GPT-5 impressionne par sa puissance, mais son appétit en électricité pourrait battre tous les records connus.
Selon l’Université de Rhode Island, GPT-5 consommerait environ 8,6 fois plus d’énergie que GPT-4. Cette estimation, bien que sujette à discussion, s’appuie sur des mesures croisées entre temps de réponse et puissance matérielle. Les chercheurs soulignent que GPT-5 pourrait atteindre 18,35 Wh par requête, contre 2,12 Wh pour GPT-4. Cela placerait le modèle d’OpenAI parmi les plus énergivores, derrière seulement l’o3 d’OpenAI et le modèle R1 de Deepseek.
Avec 2,5 milliards de requêtes quotidiennes, GPT-5 pourrait consommer près de 45 GWh d’électricité par jour. Pour illustrer, une telle demande énergétique équivaudrait à deux ou trois réacteurs nucléaires en activité continue. En d’autres termes, la puissance nécessaire suffirait à alimenter un petit pays pendant une journée entière. Cette situation pose la question de la durabilité énergétique d’une IA utilisée à grande échelle mondiale.
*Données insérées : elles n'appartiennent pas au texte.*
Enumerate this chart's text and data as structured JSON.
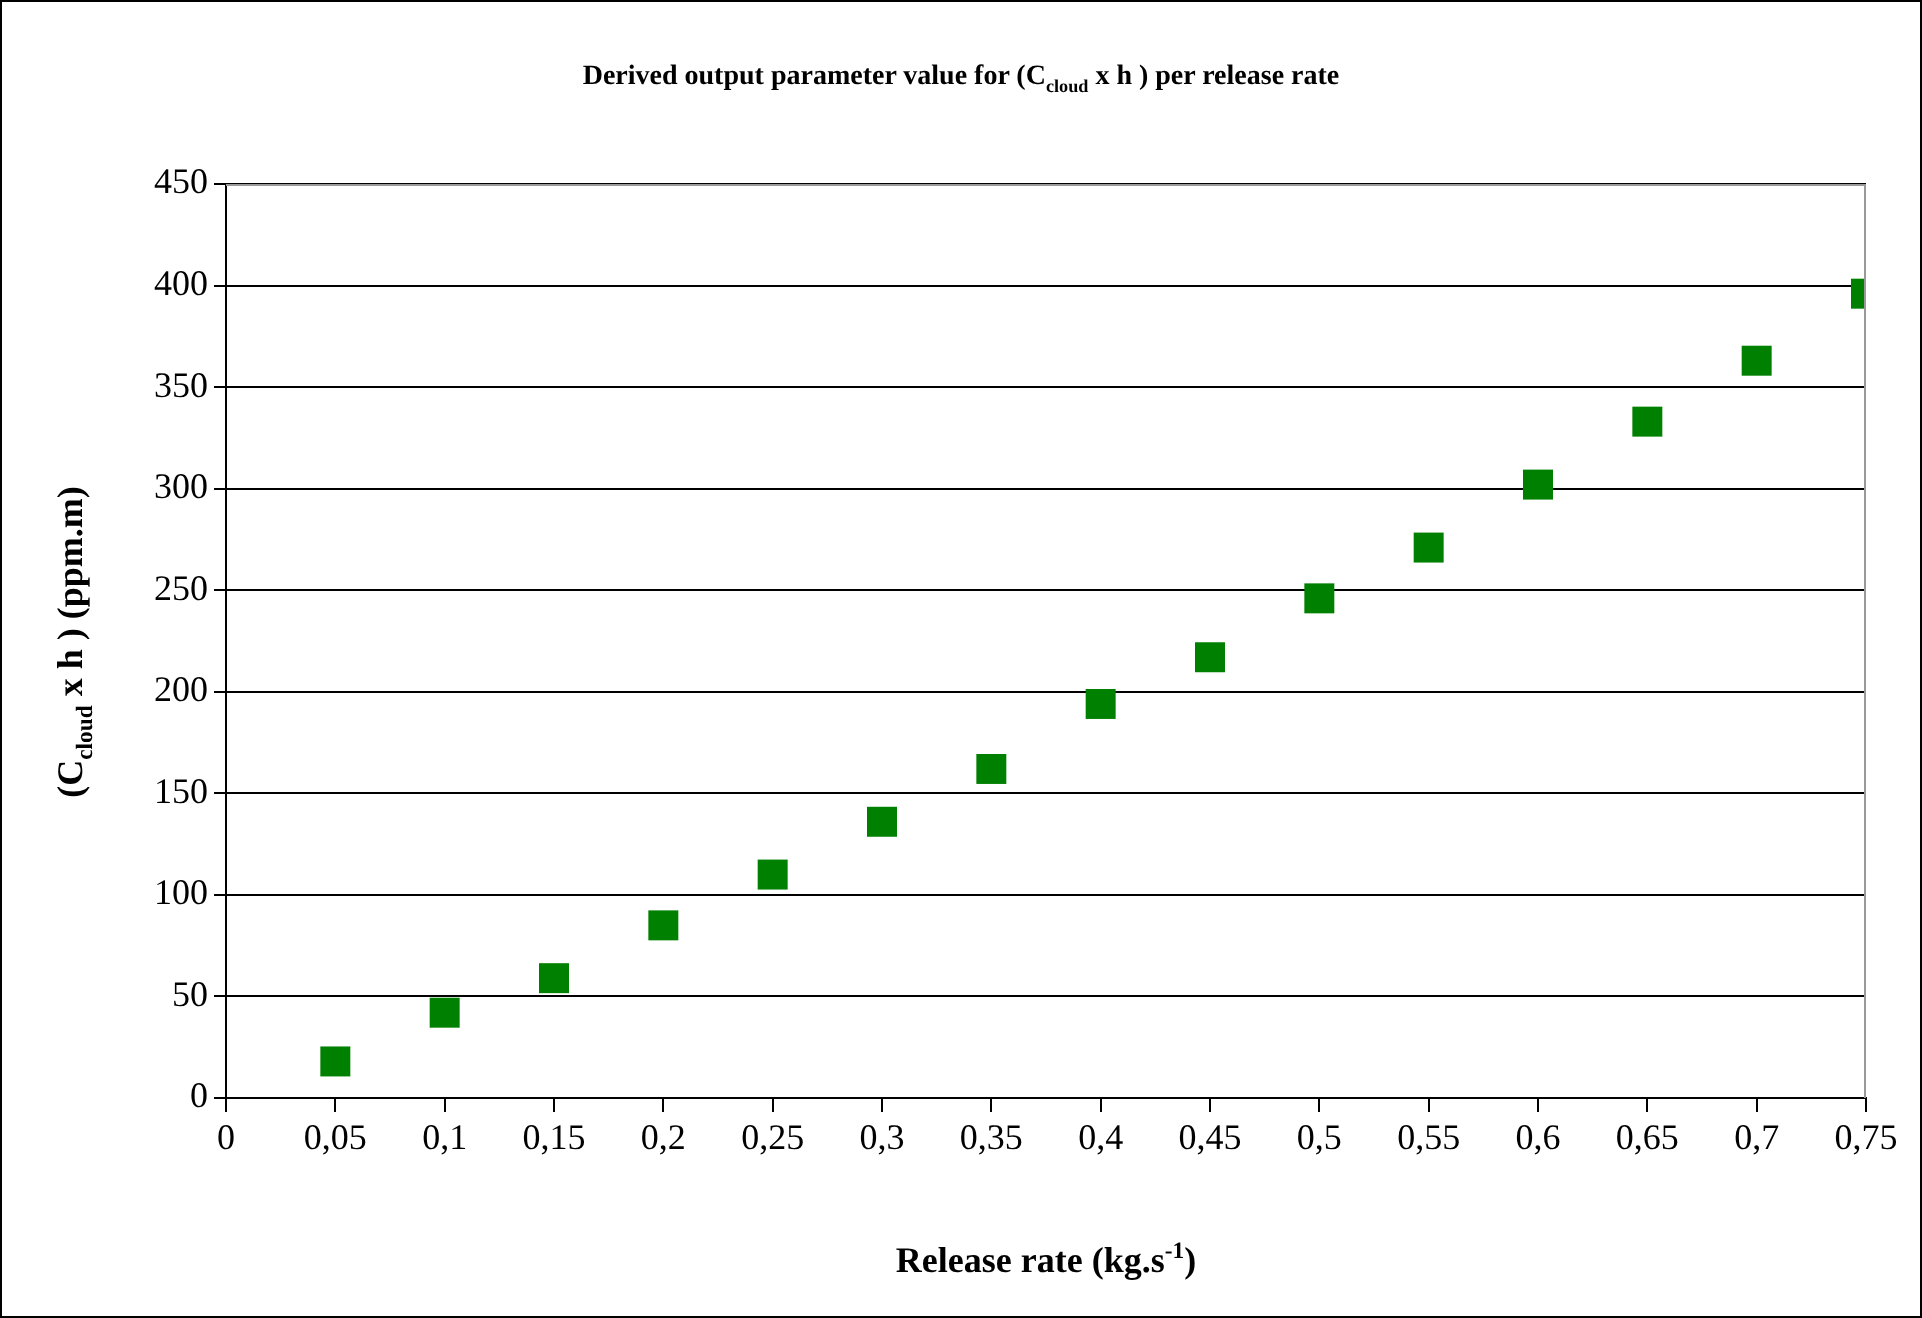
{
  "chart_data": {
    "type": "scatter",
    "title": "Derived output parameter value for (C$_{cloud}$ x h ) per release rate",
    "xlabel": "Release rate (kg.s$^{-1}$)",
    "ylabel": "(C$_{cloud}$ x h ) (ppm.m)",
    "x": [
      0.05,
      0.1,
      0.15,
      0.2,
      0.25,
      0.3,
      0.35,
      0.4,
      0.45,
      0.5,
      0.55,
      0.6,
      0.65,
      0.7,
      0.75
    ],
    "series": [
      {
        "color": "#008000",
        "values": [
          18,
          42,
          59,
          85,
          110,
          136,
          162,
          194,
          217,
          246,
          271,
          302,
          333,
          363,
          396
        ]
      }
    ],
    "xlim": [
      0,
      0.75
    ],
    "xticks": [
      0,
      {
        "value": 0.05,
        "label": "0,05"
      },
      {
        "value": 0.1,
        "label": "0,1"
      },
      {
        "value": 0.15,
        "label": "0,15"
      },
      {
        "value": 0.2,
        "label": "0,2"
      },
      {
        "value": 0.25,
        "label": "0,25"
      },
      {
        "value": 0.3,
        "label": "0,3"
      },
      {
        "value": 0.35,
        "label": "0,35"
      },
      {
        "value": 0.4,
        "label": "0,4"
      },
      {
        "value": 0.45,
        "label": "0,45"
      },
      {
        "value": 0.5,
        "label": "0,5"
      },
      {
        "value": 0.55,
        "label": "0,55"
      },
      {
        "value": 0.6,
        "label": "0,6"
      },
      {
        "value": 0.65,
        "label": "0,65"
      },
      {
        "value": 0.7,
        "label": "0,7"
      },
      {
        "value": 0.75,
        "label": "0,75"
      }
    ],
    "ylim": [
      0,
      450
    ],
    "yticks": [
      0,
      50,
      100,
      150,
      200,
      250,
      300,
      350,
      400,
      450
    ],
    "grid": "y",
    "legend": false,
    "marker": "square"
  }
}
Des hypothèses matérielles encore incertaines
OpenAI n’ayant pas communiqué sur son infrastructure exacte, les chercheurs ont dû formuler plusieurs hypothèses. Ils pensent que GPT-5 tourne sur des systèmes Nvidia DGX H100 ou DGX H200 hébergés chez Microsoft Azure.
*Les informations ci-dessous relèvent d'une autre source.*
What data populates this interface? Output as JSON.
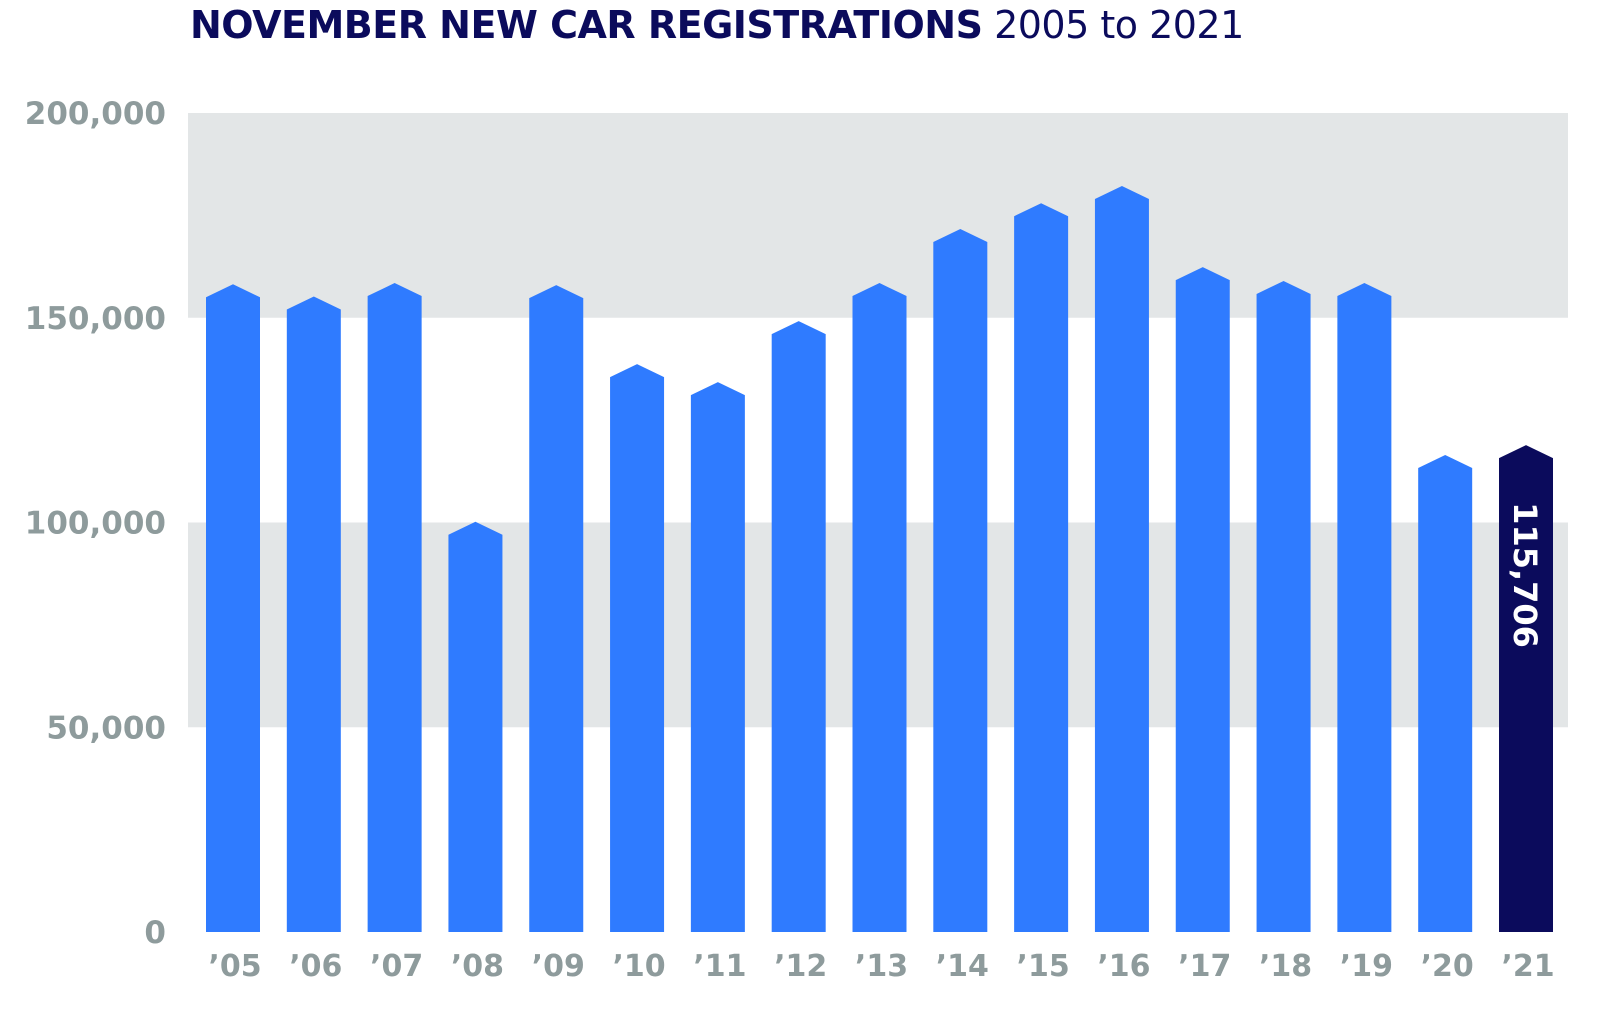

Le calcul inclut aussi les composants annexes comme processeurs, mémoire, stockage et systèmes de refroidissement. Des facteurs environnementaux comme l’efficacité énergétique (PUE) ou l’intensité carbone (CIF) sont également intégrés.
GPT-5 adopte une architecture dite « mixte d’experts », qui n’active pas tous les paramètres à chaque requête. Cette approche réduit la consommation lors de tâches simples, mais change radicalement pour les demandes complexes. En mode raisonnement prolongé, la dépense énergétique peut grimper de cinq à dix fois. Selon Shaolei Ren, certaines requêtes dépassent alors 40 Wh, contre une moyenne inférieure sur les tâches courtes.
Des chiffres qui pourraient évoluer rapidement
Les estimations publiées restent fragiles, surtout si OpenAI bascule vers du matériel plus rapide comme Blackwell. Ce dernier pourrait modifier considérablement le rapport entre puissance de calcul et consommation énergétique.
Les centres de données IA aux États–Unis entraînent déjà une hausse notable des factures d’électricité. Avec la prolifération de ces systèmes, certains analystes redoutent une aggravation de la pénurie énergétique mondiale.
Les implications pour les utilisateurs et développeurs
Pour certains, cette surconsommation énergétique pourrait influencer la manière d’utiliser ou de concevoir les modèles. Un choix stratégique pourrait être de réactiver ponctuellement des solutions plus sobres comme GPT-4o. Cela permettrait de limiter l’impact environnemental tout en maintenant un haut niveau de performance. Les développeurs pourraient alterner entre GPT-5 et GPT-4o selon les besoins précis des applications.
L’essor de l’IA amène à considérer non seulement les capacités, mais aussi l’empreinte énergétique. Les estimations de l’Université de Rhode Island, bien qu’imparfaites, mettent en lumière cette réalité incontournable.
Face à cette situation, certains acteurs du secteur pourraient réactiver l’usage ciblé de modèles type GPT-4o. Cela constituerait une réponse pragmatique pour concilier innovation et gestion responsable des ressources énergétiques.